Japan has deployed missile batteries in its heaving capital to defend the 30 million people who live in the greater Tokyo area from any North Korean attack.

Here are some key facts about Japan's ability to protect itself.


Japan's Self Defense Forces have a total of approximately 250,000 full time service personnel. As of March 2012, Japan had 143 military vessels and 420 combat aircraft. It spends around $50 billion on its military every year, equivalent to around one percent of Gross Domestic Product.

The military is well-equipped, well-trained and makes use of technology.

Japan is also host to around 47,000 US military service personnel, who have with them a large amount of military hardware.

South Korea has deployed two Aegis destroyers, one off each coast, equipped with advance radar warning systems to track any missile launch.


Four Aegis-equipped destroyers routinely ply waters around the archipelago. Presently, two of them are in the Sea of Japan (East Sea).

There are 16 Patriot Advanced Capability (PAC)-3 firing units based in Japan's four different regions. The number of individual PAC-3 launchers is reported to be 28. The US forces in Okinawa are reported to have a further 24.

In anticipation of Pyongyang's launch, four PAC-3 batteries were moved to the Defense Forces headquarters in Tokyo and three other ground force camps surrounding the capital.

However, some commentators warn that North Korea's most recent missile technology allows them to launch from the back of a moving vehicle.
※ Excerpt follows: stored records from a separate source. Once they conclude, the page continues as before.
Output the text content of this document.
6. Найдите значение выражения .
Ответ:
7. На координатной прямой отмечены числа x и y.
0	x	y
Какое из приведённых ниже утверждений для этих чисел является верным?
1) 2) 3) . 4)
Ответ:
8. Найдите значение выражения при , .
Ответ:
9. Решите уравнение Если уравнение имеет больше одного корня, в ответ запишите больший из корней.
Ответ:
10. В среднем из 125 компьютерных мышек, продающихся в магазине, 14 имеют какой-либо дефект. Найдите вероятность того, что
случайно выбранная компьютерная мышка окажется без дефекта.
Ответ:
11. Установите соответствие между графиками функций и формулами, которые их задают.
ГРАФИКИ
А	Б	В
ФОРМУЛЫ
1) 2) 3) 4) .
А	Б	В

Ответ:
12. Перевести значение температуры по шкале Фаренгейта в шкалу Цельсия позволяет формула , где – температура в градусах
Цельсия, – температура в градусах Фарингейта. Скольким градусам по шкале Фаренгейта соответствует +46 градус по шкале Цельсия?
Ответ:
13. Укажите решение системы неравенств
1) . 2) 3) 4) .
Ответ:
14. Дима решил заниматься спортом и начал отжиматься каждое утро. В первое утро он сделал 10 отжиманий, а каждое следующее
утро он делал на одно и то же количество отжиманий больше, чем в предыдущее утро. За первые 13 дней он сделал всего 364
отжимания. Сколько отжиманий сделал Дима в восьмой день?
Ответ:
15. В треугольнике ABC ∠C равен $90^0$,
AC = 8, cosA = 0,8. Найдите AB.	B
This could make any incoming North Korean missile more difficult to intercept because it is harder to calculate a trajectory.


Japan's law allows its military to shoot down a North Korean missile in the air over its territory or over the high seas when it is headed toward its territory and feared to endanger lives or property.
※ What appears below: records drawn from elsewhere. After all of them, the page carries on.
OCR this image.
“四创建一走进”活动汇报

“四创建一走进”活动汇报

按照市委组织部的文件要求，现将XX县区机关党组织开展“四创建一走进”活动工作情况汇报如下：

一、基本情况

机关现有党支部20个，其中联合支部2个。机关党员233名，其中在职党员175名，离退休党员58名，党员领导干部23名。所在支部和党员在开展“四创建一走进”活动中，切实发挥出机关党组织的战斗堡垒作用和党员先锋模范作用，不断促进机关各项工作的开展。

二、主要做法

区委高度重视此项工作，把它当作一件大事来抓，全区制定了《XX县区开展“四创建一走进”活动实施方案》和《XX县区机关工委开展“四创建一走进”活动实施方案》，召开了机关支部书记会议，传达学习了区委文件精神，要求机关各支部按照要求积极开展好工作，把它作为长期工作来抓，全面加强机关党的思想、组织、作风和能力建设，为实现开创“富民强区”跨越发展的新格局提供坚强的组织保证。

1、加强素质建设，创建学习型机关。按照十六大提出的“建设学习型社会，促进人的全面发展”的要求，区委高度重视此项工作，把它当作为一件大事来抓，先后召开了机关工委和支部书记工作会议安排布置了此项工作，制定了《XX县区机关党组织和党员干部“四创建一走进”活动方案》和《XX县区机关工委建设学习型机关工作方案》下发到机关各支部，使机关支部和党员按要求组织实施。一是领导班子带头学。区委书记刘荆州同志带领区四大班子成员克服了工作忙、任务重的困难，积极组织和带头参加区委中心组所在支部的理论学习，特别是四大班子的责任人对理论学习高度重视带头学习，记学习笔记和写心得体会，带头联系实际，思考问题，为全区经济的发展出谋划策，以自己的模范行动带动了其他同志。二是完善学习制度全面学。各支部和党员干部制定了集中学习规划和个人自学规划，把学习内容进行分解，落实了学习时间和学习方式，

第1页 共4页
Analysts say Japan is unlikely to be the target of any launch, but that the technological or mechanical failure of a North Korean missile intended to be fired into the Pacific might mean a missile -- or parts of it -- could fall on the country.

It is likely this eventuality that Tokyo is guarding against.


North Korea fired a rocket without warning on August 31, 1998, in what it said was an attempt to put a satellite into orbit. The first stage landed in the Sea of Japan and the second crossed Honshu island and fell into the Pacific.

That launch led to the 2003 decision to deploy Aegis destroyers equipped with sea-based SM-3 interceptor missiles and the land-based Patriot surface-to-air missiles.

On March 27, 2009, Japan's defence minister issued a shoot-down order for the first time in response to North Korea's preparations to launch a modified rocket.

The rocket blasted off on April 5, flying harmlessly hundreds of kilometres (miles) above Japan's northeast. Japan's defence forces did not try to intercept it.

On March 30, 2012, another shoot-down order was issued when North Korea said it was launching a satellite, however the long-range rocket disintegrated soon after lift off on April 13.

A third shoot-down order was issued on December 7, 2012, as North Korea readied a rocket that flew south over Okinawa five days later.

The rocket passed over the southern island chain outside the range of Japanese SM-3 and PAC-3 interceptor missiles, which were not launched.

Japan's defence minister issued the latest shoot-down order on April 7.


Toshimitsu Shigemura, a Korean affairs specialist and professor at Tokyo's Waseda University, said North Korea is not aiming the rocket at Japan.

"Japan has the right under international law to shoot down a missile which is passing over if it is launched without warning. North Korea may criticise Japan for such an action but may not do anything further," he said.

Masao Okonogi, an honorary professor at Keio University, said North Korea may be aiming the rocket toward Guam or Hawaii.

"There is a remote possibility that part of the missile will fall over Japan. Such debris will burn up on re-entry so it is very unlikely that anything will actually hit Japan.

"If, however, the rocket is fired toward Japan, it is clearly military action and it is inevitable that Japan will try to shoot it down."